Try to bind them to their account in a way where they would lose something if they threw it away. This may for example be providing user rewards for activity (real or virtual) or increasing their experience based on their history. Take SO for example: If you registered again, you would lose all your reputation. The users will think twice if this is worth the new content.
After reading all of the above, i think a good solution could be to let the user identify himself through facebook or linkedin. Few people will have a second account.
I think you cannot put any users like that because every thing can be duplicate
There are some ways for which the user must have payment mode or identity details like passport or it is windows application you can have finger scanner it will be definitely Unique..
You can do this (with limitations) with the use of cookies. Setting a cookie on the users device will allow you to determine who the visitor is and that they have already registered.
The limitations are that cookies can be deleted or blocked and are only valid for that specific user agent - the user could use a different device or a different browser on the same device. A lot of people don't really know about cookies though and how to delete them.

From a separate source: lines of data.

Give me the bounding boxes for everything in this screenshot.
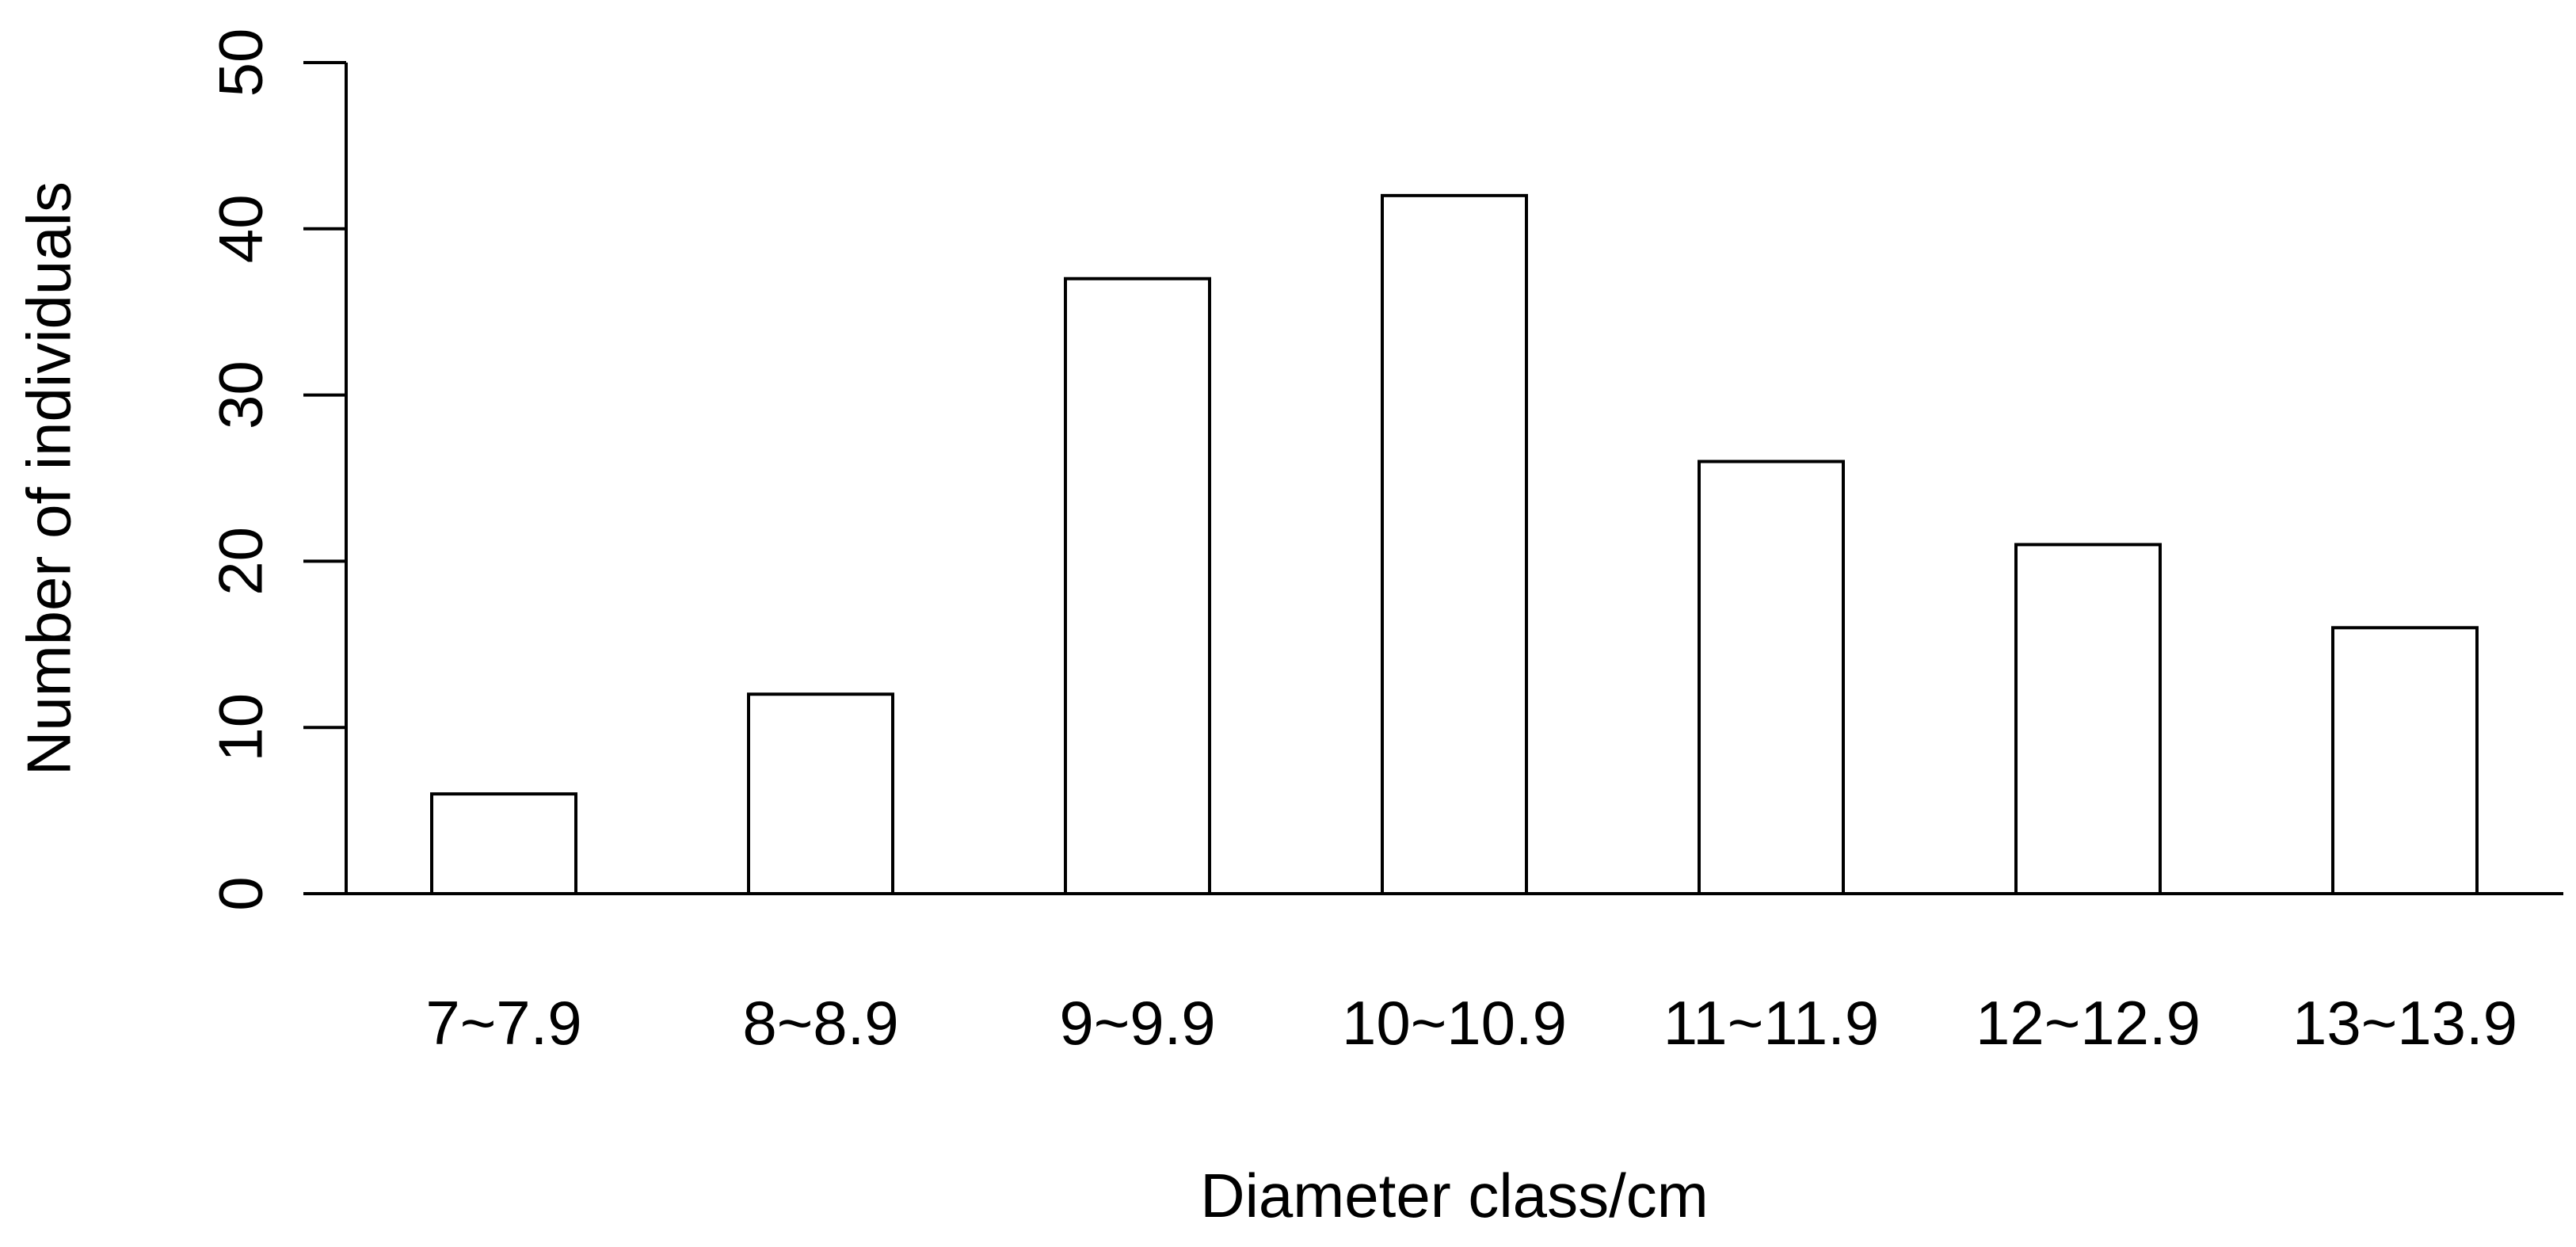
y-tick-label: 50: [206, 29, 276, 97]
y-tick-label: 30: [206, 360, 276, 429]
bar-10~10.9: [1381, 193, 1528, 895]
y-tick-label: 40: [206, 194, 276, 263]
x-tick-label: 10~10.9: [1342, 988, 1567, 1058]
bar-12~12.9: [2014, 543, 2162, 895]
x-axis-title: Diameter class/cm: [1200, 1161, 1708, 1230]
y-axis-title: Number of individuals: [14, 181, 84, 776]
y-tick-label: 20: [206, 527, 276, 596]
bar-8~8.9: [747, 692, 894, 895]
x-tick-label: 7~7.9: [425, 988, 581, 1058]
y-axis: 0 10 20 30 40 50: [206, 29, 348, 911]
x-tick-label: 13~13.9: [2292, 988, 2517, 1058]
bar-11~11.9: [1698, 460, 1845, 895]
bar-9~9.9: [1064, 276, 1211, 895]
x-tick-label: 9~9.9: [1059, 988, 1215, 1058]
bars-group: [430, 193, 2479, 895]
x-tick-label: 11~11.9: [1663, 988, 1880, 1058]
y-tick-label: 0: [206, 876, 276, 910]
y-tick-label: 10: [206, 693, 276, 762]
x-tick-label: 12~12.9: [1976, 988, 2201, 1058]
bar-7~7.9: [430, 792, 577, 895]
bar-13~13.9: [2331, 626, 2479, 895]
x-tick-label: 8~8.9: [742, 988, 898, 1058]
x-axis: 7~7.9 8~8.9 9~9.9 10~10.9 11~11.9 12~12.9 13~1…: [346, 892, 2563, 1058]
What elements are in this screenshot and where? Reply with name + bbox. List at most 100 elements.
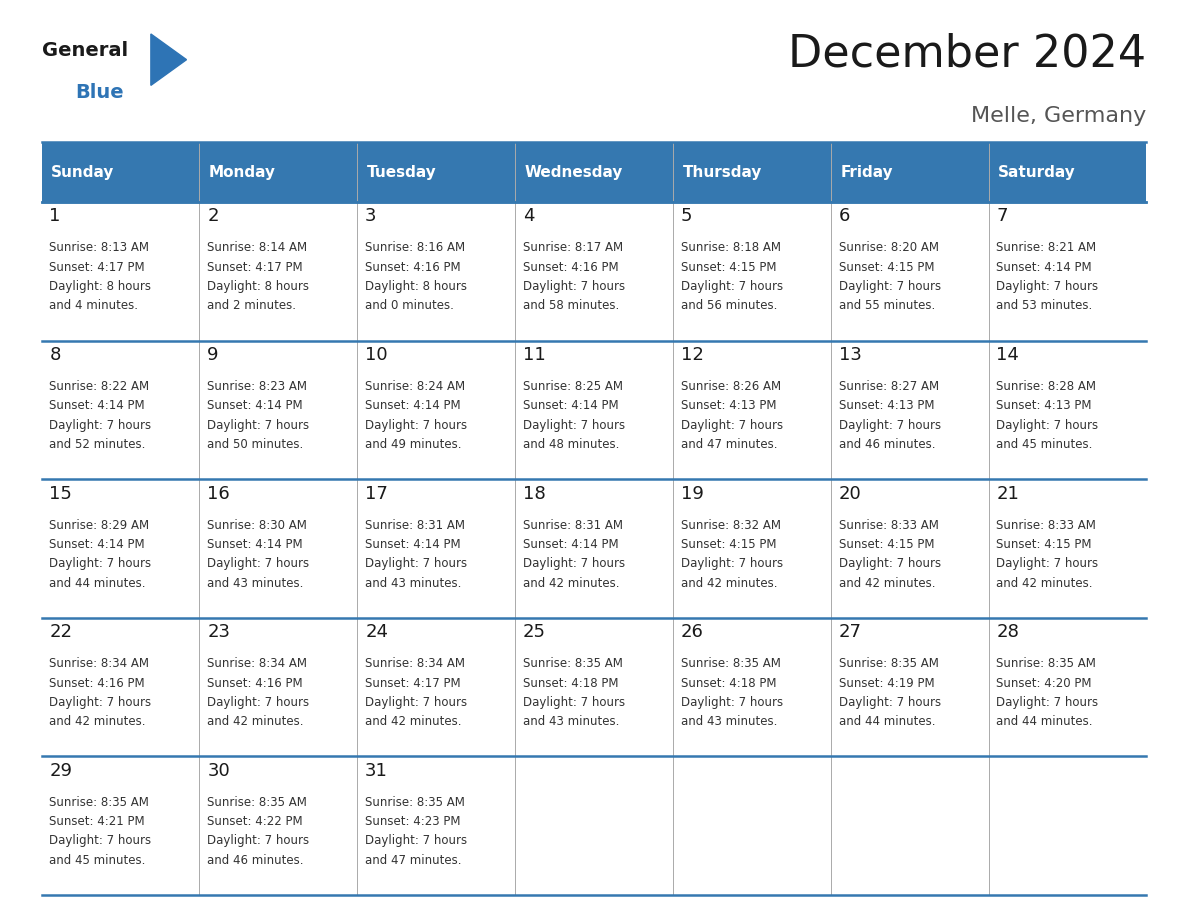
Text: and 42 minutes.: and 42 minutes. — [207, 715, 304, 728]
Text: and 45 minutes.: and 45 minutes. — [997, 438, 1093, 451]
Bar — [516, 142, 672, 202]
Text: and 48 minutes.: and 48 minutes. — [523, 438, 619, 451]
Text: Sunrise: 8:35 AM: Sunrise: 8:35 AM — [365, 796, 465, 809]
Text: Sunrise: 8:20 AM: Sunrise: 8:20 AM — [839, 241, 939, 254]
Text: and 42 minutes.: and 42 minutes. — [839, 577, 935, 589]
Text: 14: 14 — [997, 346, 1019, 364]
Text: Daylight: 7 hours: Daylight: 7 hours — [207, 834, 309, 847]
Text: 20: 20 — [839, 485, 861, 503]
Text: Sunrise: 8:18 AM: Sunrise: 8:18 AM — [681, 241, 781, 254]
Bar — [358, 142, 516, 202]
Text: Sunset: 4:17 PM: Sunset: 4:17 PM — [50, 261, 145, 274]
Text: and 50 minutes.: and 50 minutes. — [207, 438, 304, 451]
Text: 30: 30 — [207, 762, 230, 780]
Bar — [42, 479, 200, 618]
Bar — [830, 479, 988, 618]
Text: 16: 16 — [207, 485, 230, 503]
Text: Sunrise: 8:35 AM: Sunrise: 8:35 AM — [997, 657, 1097, 670]
Text: Sunset: 4:15 PM: Sunset: 4:15 PM — [839, 261, 934, 274]
Text: Daylight: 7 hours: Daylight: 7 hours — [997, 280, 1099, 293]
Bar — [516, 341, 672, 479]
Text: Daylight: 8 hours: Daylight: 8 hours — [365, 280, 467, 293]
Text: Sunrise: 8:14 AM: Sunrise: 8:14 AM — [207, 241, 308, 254]
Text: Friday: Friday — [840, 164, 893, 180]
Text: 28: 28 — [997, 623, 1019, 642]
Text: Sunset: 4:14 PM: Sunset: 4:14 PM — [207, 399, 303, 412]
Text: Sunset: 4:16 PM: Sunset: 4:16 PM — [365, 261, 461, 274]
Text: Sunrise: 8:34 AM: Sunrise: 8:34 AM — [50, 657, 150, 670]
Text: Sunset: 4:18 PM: Sunset: 4:18 PM — [523, 677, 619, 689]
Text: and 53 minutes.: and 53 minutes. — [997, 299, 1093, 312]
Text: 25: 25 — [523, 623, 546, 642]
Text: Sunset: 4:14 PM: Sunset: 4:14 PM — [207, 538, 303, 551]
Text: Sunset: 4:22 PM: Sunset: 4:22 PM — [207, 815, 303, 828]
Bar — [200, 479, 358, 618]
Bar — [358, 341, 516, 479]
Text: and 46 minutes.: and 46 minutes. — [839, 438, 935, 451]
Text: Sunrise: 8:33 AM: Sunrise: 8:33 AM — [839, 519, 939, 532]
Text: Daylight: 7 hours: Daylight: 7 hours — [365, 419, 467, 431]
Text: 18: 18 — [523, 485, 545, 503]
Text: Daylight: 7 hours: Daylight: 7 hours — [681, 557, 783, 570]
Text: and 42 minutes.: and 42 minutes. — [997, 577, 1093, 589]
Text: 10: 10 — [365, 346, 387, 364]
Text: Sunrise: 8:35 AM: Sunrise: 8:35 AM — [207, 796, 308, 809]
Text: Sunset: 4:14 PM: Sunset: 4:14 PM — [523, 399, 619, 412]
Text: Daylight: 7 hours: Daylight: 7 hours — [523, 696, 625, 709]
Text: Sunrise: 8:31 AM: Sunrise: 8:31 AM — [365, 519, 466, 532]
Bar — [988, 341, 1146, 479]
Text: Sunset: 4:15 PM: Sunset: 4:15 PM — [681, 261, 776, 274]
Text: and 49 minutes.: and 49 minutes. — [365, 438, 462, 451]
Text: Sunrise: 8:30 AM: Sunrise: 8:30 AM — [207, 519, 308, 532]
Text: Sunset: 4:14 PM: Sunset: 4:14 PM — [997, 261, 1092, 274]
Bar — [672, 341, 830, 479]
Text: and 47 minutes.: and 47 minutes. — [365, 854, 462, 867]
Text: 21: 21 — [997, 485, 1019, 503]
Text: Sunset: 4:21 PM: Sunset: 4:21 PM — [50, 815, 145, 828]
Bar — [42, 618, 200, 756]
Text: Sunrise: 8:32 AM: Sunrise: 8:32 AM — [681, 519, 781, 532]
Text: Sunset: 4:23 PM: Sunset: 4:23 PM — [365, 815, 461, 828]
Text: 29: 29 — [50, 762, 72, 780]
Text: 2: 2 — [207, 207, 219, 226]
Bar — [200, 142, 358, 202]
Text: and 0 minutes.: and 0 minutes. — [365, 299, 454, 312]
Text: and 42 minutes.: and 42 minutes. — [681, 577, 777, 589]
Text: 31: 31 — [365, 762, 388, 780]
Bar — [516, 618, 672, 756]
Text: Sunrise: 8:25 AM: Sunrise: 8:25 AM — [523, 380, 623, 393]
Bar — [358, 479, 516, 618]
Text: 23: 23 — [207, 623, 230, 642]
Text: and 43 minutes.: and 43 minutes. — [523, 715, 619, 728]
Text: Sunrise: 8:16 AM: Sunrise: 8:16 AM — [365, 241, 466, 254]
Text: 26: 26 — [681, 623, 703, 642]
Text: Sunset: 4:13 PM: Sunset: 4:13 PM — [681, 399, 776, 412]
Text: and 47 minutes.: and 47 minutes. — [681, 438, 777, 451]
Bar — [358, 202, 516, 341]
Text: Sunrise: 8:35 AM: Sunrise: 8:35 AM — [50, 796, 150, 809]
Bar — [830, 142, 988, 202]
Text: Sunrise: 8:13 AM: Sunrise: 8:13 AM — [50, 241, 150, 254]
Text: Sunset: 4:13 PM: Sunset: 4:13 PM — [839, 399, 934, 412]
Bar — [830, 202, 988, 341]
Text: Sunrise: 8:22 AM: Sunrise: 8:22 AM — [50, 380, 150, 393]
Text: Sunset: 4:14 PM: Sunset: 4:14 PM — [365, 399, 461, 412]
Text: Sunrise: 8:35 AM: Sunrise: 8:35 AM — [523, 657, 623, 670]
Text: Daylight: 7 hours: Daylight: 7 hours — [523, 557, 625, 570]
Bar — [988, 756, 1146, 895]
Text: Sunrise: 8:35 AM: Sunrise: 8:35 AM — [681, 657, 781, 670]
Text: 8: 8 — [50, 346, 61, 364]
Text: Monday: Monday — [209, 164, 276, 180]
Text: Daylight: 7 hours: Daylight: 7 hours — [681, 696, 783, 709]
Text: December 2024: December 2024 — [789, 32, 1146, 75]
Bar — [42, 341, 200, 479]
Text: Sunset: 4:17 PM: Sunset: 4:17 PM — [365, 677, 461, 689]
Text: Daylight: 7 hours: Daylight: 7 hours — [681, 419, 783, 431]
Text: Daylight: 7 hours: Daylight: 7 hours — [50, 419, 152, 431]
Text: Sunset: 4:20 PM: Sunset: 4:20 PM — [997, 677, 1092, 689]
Bar — [988, 479, 1146, 618]
Text: and 46 minutes.: and 46 minutes. — [207, 854, 304, 867]
Text: Sunset: 4:16 PM: Sunset: 4:16 PM — [50, 677, 145, 689]
Text: and 42 minutes.: and 42 minutes. — [523, 577, 619, 589]
Text: Daylight: 7 hours: Daylight: 7 hours — [207, 557, 309, 570]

By tying this technique with a requirement to provide a valid email address you can make it a hassle for somebody to register more than once as they will have to create a new email account and then delete their cookies.
Whether this will stop enough people depends on your site and your requirements - if you're giving money away then this technique is not nearly good enough. If you just want to discourage the practice of multiple accounts it may be enough.
Your only way out is to have SOMETHING the existing user gets as a "gift?" or added value to maintain just one account. If you can identify items of value to your subscribers and offer to "give" it to them provided their account "attains" one or more status, then you'll get some control. Take stackoverflow.com for example, I don't need a second account.
Identifying by facebook or linkedin is a good option, but if you are giving such services. which are very beneficial for the users, so they dont mind on creating multiple accounts on even facebook or linked in.
So what i think is to set some reward type stuff with each user, and increase the services as they get increment in rewards.once they are good in rewards and are capable to use multiple services, this increases the probability that they will not create another account.